Stress–strain curve as a function of \(\tau _i\)

Figure 8 presents a comparison of stress–strain characteristics of the chest’s model deformation estimated for a non-delayed (for \(\tau _6\)) and the delayed displacements of bodies \(m_i,\, i=1,2,3\). One could observe, that even small time delays of about a few time steps of numerical integration play significant role in the blast pressure wave response. Inherent time delays in modeling of the chest are important. Condition (C11) will be satisfied if the time delay \(\tau =5h\) (see Fig. 8).

5.3 Animation of motion

The six degrees of freedom dynamical system has been numerically solved using dedicated procedures coded in Python. Numpy and matplotlib libraries served as the tools for manipulation on multidimensional tables, plotting of frames and saving them in png files.

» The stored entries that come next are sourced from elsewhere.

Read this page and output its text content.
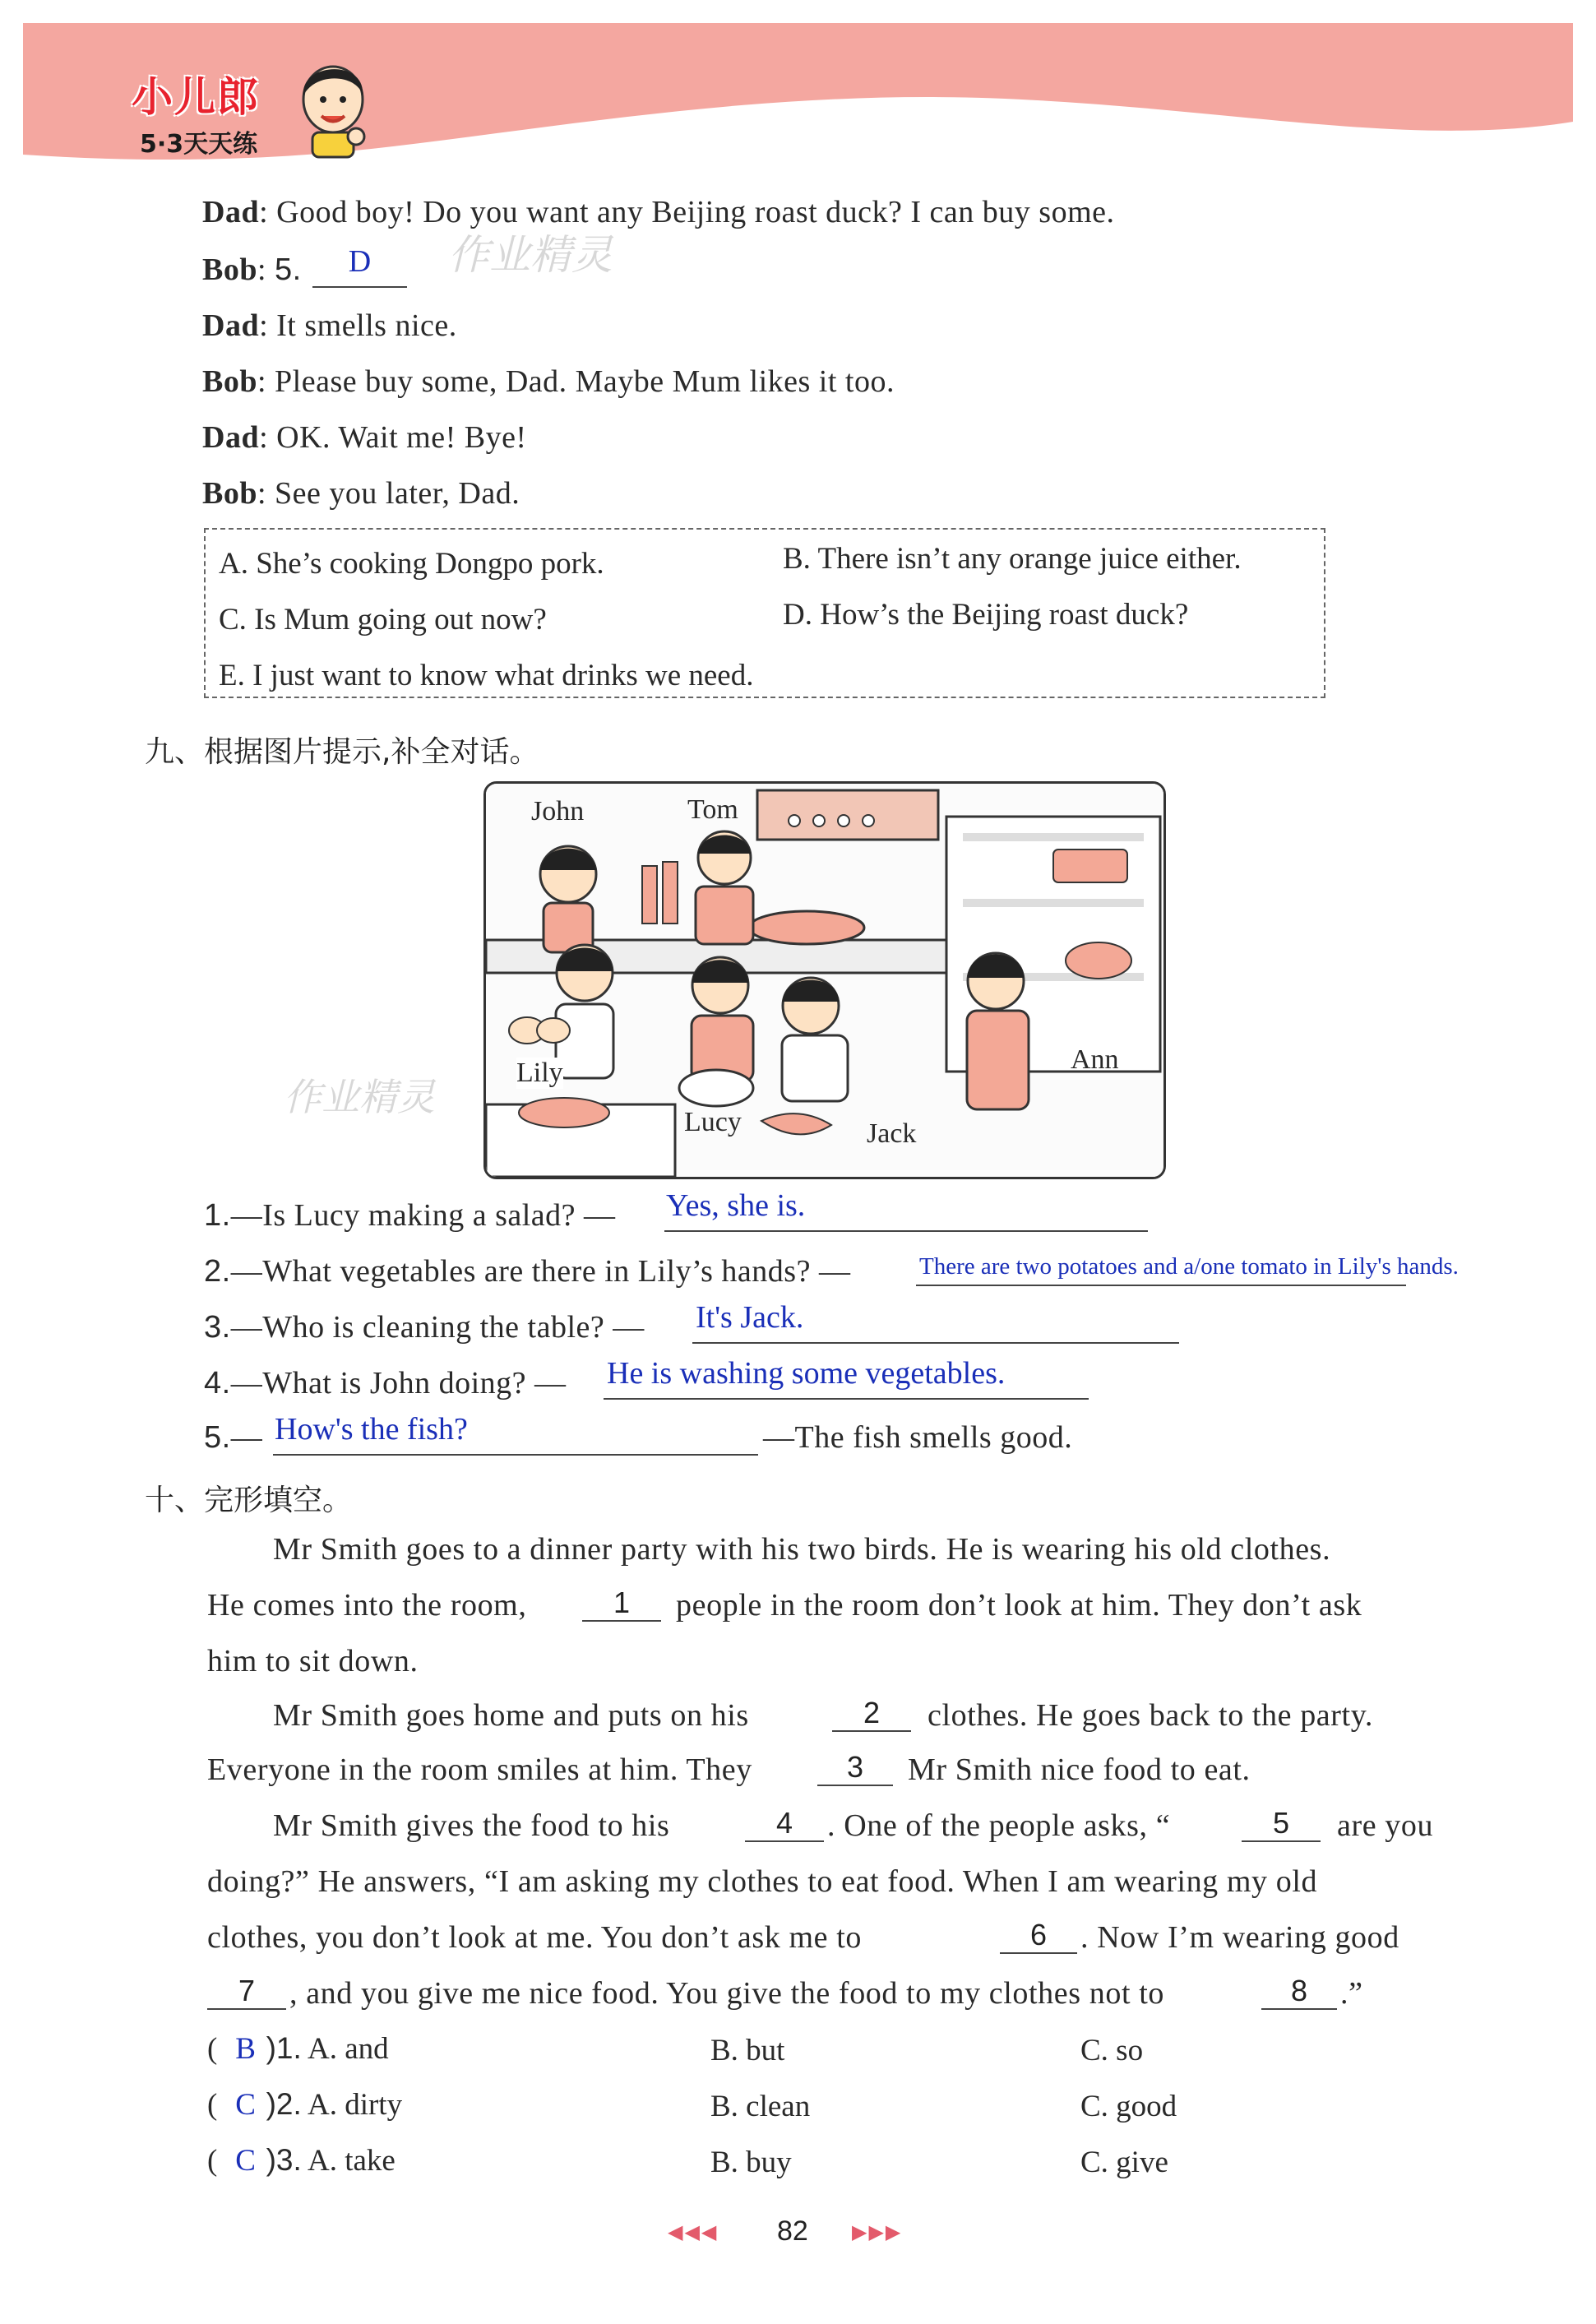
小儿郎
5·3天天练
作业精灵
作业精灵
Dad: Good boy! Do you want any Beijing roast duck? I can buy some.
Bob: 5.	D
Dad: It smells nice.
Bob: Please buy some, Dad. Maybe Mum likes it too.
Dad: OK. Wait me! Bye!
Bob: See you later, Dad.
A. She’s cooking Dongpo pork.	B. There isn’t any orange juice either.
C. Is Mum going out now?	D. How’s the Beijing roast duck?
E. I just want to know what drinks we need.
九、根据图片提示,补全对话。
John	Tom
Lily
Lucy	Jack
Ann
1.—Is Lucy making a salad? — Yes, she is.
2.—What vegetables are there in Lily’s hands? —	There are two potatoes and a/one tomato in Lily's hands.
3.—Who is cleaning the table? — It's Jack.
4.—What is John doing? — He is washing some vegetables.
5.— How's the fish?	—The fish smells good.
十、完形填空。
Mr Smith goes to a dinner party with his two birds. He is wearing his old clothes.
He comes into the room,	1	people in the room don’t look at him. They don’t ask
him to sit down.
Mr Smith goes home and puts on his	2	clothes. He goes back to the party.
Everyone in the room smiles at him. They	3	Mr Smith nice food to eat.
Mr Smith gives the food to his	4	. One of the people asks, “	5	are you
doing?” He answers, “I am asking my clothes to eat food. When I am wearing my old
clothes, you don’t look at me. You don’t ask me to	6	. Now I’m wearing good
7	, and you give me nice food. You give the food to my clothes not to	8	.”
( B )1. A. and	B. but	C. so
( C )2. A. dirty	B. clean	C. good
( C )3. A. take	B. buy	C. give
◀◀◀ 82 ▶▶▶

A set of 1000 frames has been generated and joined to make an animation. Exemplary frame is shown in Fig. 9.

Fig. 9
figure 9

A frame taken from animation of motion of the investigated multibody system

6 Conclusions

Importance of time delays in numerical solution of the analyzed multibody system is confirmed. Modeling of response of the thorax when energized by air-blast over-pressure has gained new quality. There were mentioned in the literature overview some attempts regarded to the study, but significance of time delays have not been sufficiently emphasized. Therefore, this work sheds new light on mathematical description and modeling of the phenomenon. The system under investigation has received a new useful representation by application of the large-scale systems approach. It allowed to include many uncertainties of parameters and time-delay dependencies of state variables making the modeling more flexible and ready for future improvements.

Interesting dynamical behavior of the bio-inspired system is solved numerically. There is pointed out that the inherent state time delays change dynamical response of the multibody system. Proper time of deployment (initiated about 0.6 ms before an impact of the blast wave) of the foam-based armor plate reduces (at some conditions of the experiment) relative compression of the thorax.